Anaheim has struggled with knowing the real-time availability of beds for people living on the street, Mayor Ashleigh Aitken said.

That’s why she made the trek to Sacramento on a cold day in early March as part of the Big City Mayors coalition — made up of mayors from California’s 13 largest cities — to advocate for a pair of bills meant to aid cities like hers help those experiencing homelessness.

“We’re looking at what I like to call the hardest but last mile, which is people that have severe mental health and substance abuse disorders,” Aitken, who was joined in Sacramento by the mayors of San Jose, San Francisco and San Diego, said. “Those are the cases that we now see the majority of our population suffering from.”

The number of unsheltered adults suffering from substance use disorders and mental illness in Orange County, according to the latest point-in-time count, has increased from 2019 to 2022.

One of the bills before the Senate this year, that Aitken is advocating for, would create California’s first real-time online database that would collect and display information about available beds for those who are struggling with mental illness and substance abuse disorders.

The data would not be publicly available information; it could only be accessed by entities deemed appropriate, like health care providers, the bill says.

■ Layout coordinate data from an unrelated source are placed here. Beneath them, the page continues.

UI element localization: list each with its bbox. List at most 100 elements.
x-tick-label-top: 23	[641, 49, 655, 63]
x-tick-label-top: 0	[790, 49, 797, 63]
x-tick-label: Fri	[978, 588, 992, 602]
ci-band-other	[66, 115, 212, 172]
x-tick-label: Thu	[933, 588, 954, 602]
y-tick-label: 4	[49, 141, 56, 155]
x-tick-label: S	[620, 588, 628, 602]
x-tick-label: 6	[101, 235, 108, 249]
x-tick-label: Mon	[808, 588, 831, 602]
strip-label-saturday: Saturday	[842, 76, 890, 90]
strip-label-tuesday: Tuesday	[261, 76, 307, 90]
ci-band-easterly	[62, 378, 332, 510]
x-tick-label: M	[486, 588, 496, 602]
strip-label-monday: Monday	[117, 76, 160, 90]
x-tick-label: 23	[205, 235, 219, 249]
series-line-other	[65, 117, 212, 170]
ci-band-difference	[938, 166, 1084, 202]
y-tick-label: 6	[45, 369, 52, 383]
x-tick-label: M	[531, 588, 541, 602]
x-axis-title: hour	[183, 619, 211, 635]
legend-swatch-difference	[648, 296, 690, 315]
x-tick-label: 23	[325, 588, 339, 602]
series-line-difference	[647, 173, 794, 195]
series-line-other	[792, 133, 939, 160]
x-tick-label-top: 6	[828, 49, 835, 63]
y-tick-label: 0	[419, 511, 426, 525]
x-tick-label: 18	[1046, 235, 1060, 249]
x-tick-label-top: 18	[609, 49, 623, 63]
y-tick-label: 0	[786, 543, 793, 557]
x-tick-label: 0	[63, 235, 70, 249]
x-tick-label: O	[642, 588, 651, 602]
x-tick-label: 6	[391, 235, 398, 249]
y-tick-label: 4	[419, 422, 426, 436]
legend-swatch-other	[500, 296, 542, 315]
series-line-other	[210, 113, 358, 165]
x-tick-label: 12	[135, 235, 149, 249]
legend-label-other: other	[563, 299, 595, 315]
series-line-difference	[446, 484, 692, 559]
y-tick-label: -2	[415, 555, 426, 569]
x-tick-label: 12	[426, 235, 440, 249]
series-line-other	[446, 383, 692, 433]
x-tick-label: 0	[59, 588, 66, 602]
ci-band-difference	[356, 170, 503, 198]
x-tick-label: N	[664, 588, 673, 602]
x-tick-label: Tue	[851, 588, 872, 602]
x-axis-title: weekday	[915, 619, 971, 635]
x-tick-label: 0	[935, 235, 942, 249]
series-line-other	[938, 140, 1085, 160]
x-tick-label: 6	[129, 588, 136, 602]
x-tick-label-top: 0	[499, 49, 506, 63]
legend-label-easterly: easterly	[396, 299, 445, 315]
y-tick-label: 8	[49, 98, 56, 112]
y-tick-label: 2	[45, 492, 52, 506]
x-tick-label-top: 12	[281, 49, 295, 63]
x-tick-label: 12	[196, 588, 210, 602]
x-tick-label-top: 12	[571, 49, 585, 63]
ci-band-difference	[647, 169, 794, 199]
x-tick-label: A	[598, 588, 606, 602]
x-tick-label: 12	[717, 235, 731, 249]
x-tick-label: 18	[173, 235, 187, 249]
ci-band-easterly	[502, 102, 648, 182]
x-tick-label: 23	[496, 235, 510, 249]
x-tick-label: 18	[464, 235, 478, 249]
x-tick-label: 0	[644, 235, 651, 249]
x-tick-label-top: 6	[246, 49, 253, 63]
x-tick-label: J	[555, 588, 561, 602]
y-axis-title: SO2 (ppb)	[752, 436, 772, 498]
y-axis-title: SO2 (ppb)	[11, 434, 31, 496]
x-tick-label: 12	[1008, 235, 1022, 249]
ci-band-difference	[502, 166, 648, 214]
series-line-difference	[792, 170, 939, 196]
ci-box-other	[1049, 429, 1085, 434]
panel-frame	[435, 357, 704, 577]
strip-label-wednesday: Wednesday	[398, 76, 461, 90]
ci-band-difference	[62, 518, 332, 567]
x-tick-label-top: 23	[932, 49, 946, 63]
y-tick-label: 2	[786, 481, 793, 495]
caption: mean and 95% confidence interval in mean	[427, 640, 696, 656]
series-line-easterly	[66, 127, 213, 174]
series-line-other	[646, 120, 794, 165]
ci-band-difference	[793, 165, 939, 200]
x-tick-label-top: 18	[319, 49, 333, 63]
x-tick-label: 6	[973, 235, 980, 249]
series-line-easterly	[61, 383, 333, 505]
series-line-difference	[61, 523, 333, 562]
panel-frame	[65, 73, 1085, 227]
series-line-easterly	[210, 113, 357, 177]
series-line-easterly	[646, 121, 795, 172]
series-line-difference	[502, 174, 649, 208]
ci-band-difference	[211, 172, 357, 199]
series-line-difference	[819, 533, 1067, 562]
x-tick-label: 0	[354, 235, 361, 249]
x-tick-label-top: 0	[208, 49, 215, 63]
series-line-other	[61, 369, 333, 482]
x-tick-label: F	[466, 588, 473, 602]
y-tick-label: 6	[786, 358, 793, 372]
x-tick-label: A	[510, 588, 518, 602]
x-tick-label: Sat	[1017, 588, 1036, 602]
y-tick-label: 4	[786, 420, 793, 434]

The other bill on the mayors’ radars would expand the scope of “grave disability” — when an individual is unable to provide for themselves food, clothing and shelter due to a mental illness — to include conditions resulting in “substantial risk or serious harm to the physical or mental health of a person due to a mental health disorder or a substance use disorder.”

The new definition of “grave disability” will apply to the standard for conservatorship, in which a third party makes decisions for and takes care of an individual.

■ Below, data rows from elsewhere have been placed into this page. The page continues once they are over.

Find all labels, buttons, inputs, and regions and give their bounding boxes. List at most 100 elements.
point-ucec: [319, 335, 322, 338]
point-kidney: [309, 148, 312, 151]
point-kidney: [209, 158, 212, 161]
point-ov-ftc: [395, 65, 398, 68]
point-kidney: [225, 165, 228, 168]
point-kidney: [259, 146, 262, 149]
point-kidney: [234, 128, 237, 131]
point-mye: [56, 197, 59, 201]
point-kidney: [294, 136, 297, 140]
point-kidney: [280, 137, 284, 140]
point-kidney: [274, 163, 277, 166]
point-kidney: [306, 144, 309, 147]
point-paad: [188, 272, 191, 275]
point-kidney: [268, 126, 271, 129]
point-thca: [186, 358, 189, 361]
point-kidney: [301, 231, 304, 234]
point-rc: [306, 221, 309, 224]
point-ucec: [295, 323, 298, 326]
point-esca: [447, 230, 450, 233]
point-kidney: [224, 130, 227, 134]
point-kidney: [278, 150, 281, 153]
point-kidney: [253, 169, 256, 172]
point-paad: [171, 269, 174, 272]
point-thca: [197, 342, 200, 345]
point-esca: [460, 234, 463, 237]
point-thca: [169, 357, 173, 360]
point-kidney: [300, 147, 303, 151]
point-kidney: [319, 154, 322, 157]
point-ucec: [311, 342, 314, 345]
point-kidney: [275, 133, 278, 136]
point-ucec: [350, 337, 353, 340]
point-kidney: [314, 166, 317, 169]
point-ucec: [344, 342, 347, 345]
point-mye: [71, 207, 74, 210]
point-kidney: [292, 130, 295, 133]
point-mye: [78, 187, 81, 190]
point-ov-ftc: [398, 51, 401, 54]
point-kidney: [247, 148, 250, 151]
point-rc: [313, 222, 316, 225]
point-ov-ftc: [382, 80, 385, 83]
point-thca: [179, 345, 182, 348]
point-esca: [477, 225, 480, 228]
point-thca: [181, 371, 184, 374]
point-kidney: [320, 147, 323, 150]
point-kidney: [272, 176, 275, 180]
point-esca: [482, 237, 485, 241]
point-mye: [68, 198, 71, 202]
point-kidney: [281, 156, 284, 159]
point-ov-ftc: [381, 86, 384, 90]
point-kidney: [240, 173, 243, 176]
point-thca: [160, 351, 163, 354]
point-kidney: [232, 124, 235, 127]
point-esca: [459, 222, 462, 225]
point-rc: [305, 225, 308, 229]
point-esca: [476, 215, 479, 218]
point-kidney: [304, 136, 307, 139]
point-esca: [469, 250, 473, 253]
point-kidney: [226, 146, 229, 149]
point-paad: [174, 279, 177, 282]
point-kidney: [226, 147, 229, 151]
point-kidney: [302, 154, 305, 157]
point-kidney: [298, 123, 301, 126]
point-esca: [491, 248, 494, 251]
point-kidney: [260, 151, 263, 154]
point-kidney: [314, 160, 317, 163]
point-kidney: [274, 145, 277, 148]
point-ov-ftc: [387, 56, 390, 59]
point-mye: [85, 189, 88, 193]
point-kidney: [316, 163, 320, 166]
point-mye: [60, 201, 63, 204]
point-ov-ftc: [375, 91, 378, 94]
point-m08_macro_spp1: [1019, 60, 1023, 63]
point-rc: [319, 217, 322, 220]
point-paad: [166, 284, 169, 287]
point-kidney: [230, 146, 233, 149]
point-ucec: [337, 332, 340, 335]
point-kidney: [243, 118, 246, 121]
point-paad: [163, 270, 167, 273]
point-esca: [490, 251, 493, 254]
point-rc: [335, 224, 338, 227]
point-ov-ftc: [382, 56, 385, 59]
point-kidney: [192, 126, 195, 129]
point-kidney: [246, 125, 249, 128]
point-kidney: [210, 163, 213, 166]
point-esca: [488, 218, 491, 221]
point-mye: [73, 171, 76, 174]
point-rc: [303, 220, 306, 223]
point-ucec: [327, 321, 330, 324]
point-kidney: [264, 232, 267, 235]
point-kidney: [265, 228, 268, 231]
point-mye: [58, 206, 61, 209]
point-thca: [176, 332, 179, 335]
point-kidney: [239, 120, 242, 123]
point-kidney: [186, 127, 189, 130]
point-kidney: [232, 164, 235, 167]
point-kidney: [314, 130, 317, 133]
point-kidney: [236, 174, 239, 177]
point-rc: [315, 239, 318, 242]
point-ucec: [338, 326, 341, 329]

Both bills are sponsored by Sen. Susan Talamantes Eggman, a Stockton Democrat, and both recently saw unanimous, bipartisan support in the Senate Health Committee.

More homeless in OC grapple with substance use, mental illness

In Orange County, about 5,700 people were experiencing homelessness as of May 2022, when the latest point-in-time count was released. Those who are unsheltered, according to the data, experience substance use and mental health issues at a higher rate than those who are sheltered.

And while the number of people experiencing homelessness has gone down since 2019, according to the point-in-time count, the number of unsheltered adults with substance use and mental health issues has gone up by nearly 8% and 3%, respectively.

Anaheim and Irvine are the only two Orange County cities in the Big City Mayors coalition. As of the latest point-in-time count, Anaheim has the highest share of the county’s homeless population with 1,054 people unhoused.

Continued efforts to tackle the issue, like Eggman’s bills, Aitken said, will help Anaheim reduce this number.

“If we have someone who is a good candidate for services, a database would tell us what is available,” Aitken said. “A lot of the nonprofits that we partner with are doing tremendous work out on the streets, and we want to make sure that we are providing them with real-time information.”

“Any time we can move an Anaheim resident off the streets and onto a path to independence, that helps the city, and county, as a whole,” she said.

In Sacramento with the @CABigCityMayors advocating for @SusanEggman bill on conservatorship reform and bed databases. Let’s help family and friends get their loved ones appropriate care. #sb43 #sb363 pic.twitter.com/lWn9e2EHUl

— Mayor Ashleigh Aitken (@AshleighAitken) March 1, 2023

And although she didn’t travel to Sacramento last month, Irvine Mayor Farrah Khan said she is supportive of both bills, maintaining they would help the whole of Orange County.

“We’re looking at getting people with mental health and addiction the help that they need, and those that haven’t been able to access resources because of outdated conservatorship laws (could) now gain that access as well,” Khan said.

Irvine’s homeless population is only a fraction of Anaheim’s — that 2022 point in time count estimated 60 people there were unhoused — but even still, the city is not immune from the crisis, Khan said.

“We need help with making sure that families that are dealing with individuals with mental illness or addiction that have been struggling on their own, to now be able to get help as well,” she said.

Yet, Veronica Kelley, director of mental health and recovery services at OC Health, has some reservations about the pair of bills.

While she is overall supportive of a statewide database that would show current bed openings, she’s opposed to a provision that could levy penalties on a facility if it “fails to submit data accurately or timely, or as otherwise required.”

And expanding the definition of “gravely disabled,” Kelley said, makes it easier for the state to involuntarily detain people.

“It seems like a huge overreach of the state’s powers,” Kelley said. “It also then requires us to be able to serve somebody in a locked facility while they’re on a conservatorship for their substance use disorder. And there is no evidence that locking someone away and forcing them not to use [drugs] has long-term impacts on sobriety.”

But voluntary care doesn’t work in some special cases when someone is suffering from a serious mental emergency and is unable to make decisions for themselves, said Eggman, the bills’ sponsor. Conservatorships are denied or prematurely terminated due to an “antiquated definition” of “grave disability,” she said.

“It’s time to make our laws match the reality that we see,” she said.